Paris | Reuters — Mexico reported outbreaks of porcine epidemic diarrhea virus (PEDv) in 17 states out of 19 tested, the World Animal Health Organization (OIE) said.
Following reports of unusually high mortality, mainly in piglets, in the central-western part of the country, Mexican veterinary officials tested 2,309 samples between August 2013 and May 2014 in farms and slaughterhouses, the Mexican agriculture ministry told the OIE.
These showed that 30 per cent were positive for PED, suggesting there may be some other causative agent involved in this event, the ministry said.
The OIE posted the report on its own website on Thursday.
Mexico has 31 states plus the federal district of Mexico.
The country, which has around 16 million pigs, has banned imports of live pigs from the U.S. since last June, the Mexican ministry said. It added that Mexican authorities had killed 770 pigs since the virus was first detected.
PEDv has killed around seven million young pigs since it was first identified in the U.S. almost a year ago, sending pork prices rocketing.
The Mexican states where positive PEDv cases were identified were Aguascalientes, Baja California, Colima, Federal District, Guanajuato, Guerrero, Jalisco, State of Mexico, Michoacan, Morelos, Nuevo Leon, Puebla, Queretaro, Sinaloa, Sonora, Tlaxcala and Veracruz, the ministry said.

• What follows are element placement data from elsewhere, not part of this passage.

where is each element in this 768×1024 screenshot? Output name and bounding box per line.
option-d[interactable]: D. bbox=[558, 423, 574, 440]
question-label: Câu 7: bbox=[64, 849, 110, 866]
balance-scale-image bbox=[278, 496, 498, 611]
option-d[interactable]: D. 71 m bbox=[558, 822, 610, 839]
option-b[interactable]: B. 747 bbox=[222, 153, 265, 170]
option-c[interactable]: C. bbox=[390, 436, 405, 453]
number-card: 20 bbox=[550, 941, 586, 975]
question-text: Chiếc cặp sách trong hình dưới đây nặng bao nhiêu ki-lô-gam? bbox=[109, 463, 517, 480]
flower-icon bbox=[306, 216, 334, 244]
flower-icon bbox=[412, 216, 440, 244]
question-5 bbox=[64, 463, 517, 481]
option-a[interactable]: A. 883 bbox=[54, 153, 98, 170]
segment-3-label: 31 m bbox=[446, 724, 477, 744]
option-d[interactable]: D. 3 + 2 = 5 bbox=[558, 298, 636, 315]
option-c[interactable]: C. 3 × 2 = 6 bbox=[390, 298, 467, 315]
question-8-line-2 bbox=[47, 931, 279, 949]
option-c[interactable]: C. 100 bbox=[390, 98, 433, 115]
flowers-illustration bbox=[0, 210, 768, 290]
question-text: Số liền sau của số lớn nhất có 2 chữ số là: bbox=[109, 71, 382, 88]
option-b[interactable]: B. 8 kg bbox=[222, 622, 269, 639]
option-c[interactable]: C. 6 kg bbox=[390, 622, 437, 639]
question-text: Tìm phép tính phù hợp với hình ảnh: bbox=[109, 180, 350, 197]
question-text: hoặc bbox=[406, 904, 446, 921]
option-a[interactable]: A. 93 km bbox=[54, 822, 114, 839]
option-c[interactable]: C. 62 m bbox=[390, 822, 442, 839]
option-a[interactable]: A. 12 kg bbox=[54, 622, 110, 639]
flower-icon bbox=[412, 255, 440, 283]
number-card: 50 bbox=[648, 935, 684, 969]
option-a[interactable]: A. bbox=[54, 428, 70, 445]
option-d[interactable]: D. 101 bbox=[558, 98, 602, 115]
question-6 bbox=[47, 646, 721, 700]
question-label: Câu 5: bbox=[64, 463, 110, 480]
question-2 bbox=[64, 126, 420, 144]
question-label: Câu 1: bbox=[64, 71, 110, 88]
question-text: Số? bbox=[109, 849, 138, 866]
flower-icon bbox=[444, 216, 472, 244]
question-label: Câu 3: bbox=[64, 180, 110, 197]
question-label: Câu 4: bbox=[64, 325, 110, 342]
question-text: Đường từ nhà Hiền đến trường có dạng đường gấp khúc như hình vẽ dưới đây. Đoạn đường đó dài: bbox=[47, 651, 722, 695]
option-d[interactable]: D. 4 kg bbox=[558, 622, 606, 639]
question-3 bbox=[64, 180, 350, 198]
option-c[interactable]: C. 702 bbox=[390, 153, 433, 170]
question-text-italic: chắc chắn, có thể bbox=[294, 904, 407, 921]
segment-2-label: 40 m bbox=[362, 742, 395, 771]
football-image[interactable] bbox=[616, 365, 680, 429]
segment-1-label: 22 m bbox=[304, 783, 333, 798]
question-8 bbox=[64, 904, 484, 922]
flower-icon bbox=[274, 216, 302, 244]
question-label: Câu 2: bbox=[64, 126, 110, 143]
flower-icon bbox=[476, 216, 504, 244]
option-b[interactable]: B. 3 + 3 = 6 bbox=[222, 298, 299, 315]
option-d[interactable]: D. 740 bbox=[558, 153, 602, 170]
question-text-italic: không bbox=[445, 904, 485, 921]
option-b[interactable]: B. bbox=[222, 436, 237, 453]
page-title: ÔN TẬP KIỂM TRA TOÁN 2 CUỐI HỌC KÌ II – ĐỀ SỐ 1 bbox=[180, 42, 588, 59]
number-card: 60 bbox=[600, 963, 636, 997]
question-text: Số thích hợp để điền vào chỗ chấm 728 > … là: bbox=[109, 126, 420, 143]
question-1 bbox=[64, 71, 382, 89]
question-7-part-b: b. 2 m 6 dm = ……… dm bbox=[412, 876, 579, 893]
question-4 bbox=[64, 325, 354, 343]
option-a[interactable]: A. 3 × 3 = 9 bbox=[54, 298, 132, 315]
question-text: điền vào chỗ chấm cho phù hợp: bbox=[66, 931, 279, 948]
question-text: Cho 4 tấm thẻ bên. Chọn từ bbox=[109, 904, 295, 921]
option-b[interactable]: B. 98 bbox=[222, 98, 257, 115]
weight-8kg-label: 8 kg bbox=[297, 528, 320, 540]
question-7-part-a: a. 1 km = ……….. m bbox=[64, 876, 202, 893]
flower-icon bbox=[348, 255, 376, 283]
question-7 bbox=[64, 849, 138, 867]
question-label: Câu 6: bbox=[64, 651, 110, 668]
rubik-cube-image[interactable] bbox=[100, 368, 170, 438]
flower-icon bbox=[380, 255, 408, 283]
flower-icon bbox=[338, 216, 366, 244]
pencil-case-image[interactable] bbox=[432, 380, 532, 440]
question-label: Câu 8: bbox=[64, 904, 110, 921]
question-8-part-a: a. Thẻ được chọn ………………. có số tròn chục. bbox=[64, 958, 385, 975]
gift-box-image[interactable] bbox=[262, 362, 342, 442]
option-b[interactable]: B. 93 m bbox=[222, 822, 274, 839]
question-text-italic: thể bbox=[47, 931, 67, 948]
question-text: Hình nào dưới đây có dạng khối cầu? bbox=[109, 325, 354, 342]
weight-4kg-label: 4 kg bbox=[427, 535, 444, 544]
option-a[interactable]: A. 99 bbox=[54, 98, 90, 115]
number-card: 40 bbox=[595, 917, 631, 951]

Samples from the states of Yucatan and of Oaxaca were negative for the disease.
The ministry said that, to date, it had not been possible to isolate the virus.
Countries are obliged to report outbreaks of PEDv to the OIE.
Canada has confirmed PEDv in hogs on 62 farms, mainly in southwestern Ontario, since the disease arrived there in January. In the U.S., the virus has been confirmed in hogs on over 6,600 farms across 30 states.
— Reporting for Reuters by Sybille de La Hamaide in Paris; additional reporting for Reuters by Adriana Barrera in Mexico City. Includes files from AGCanada.com Network staff.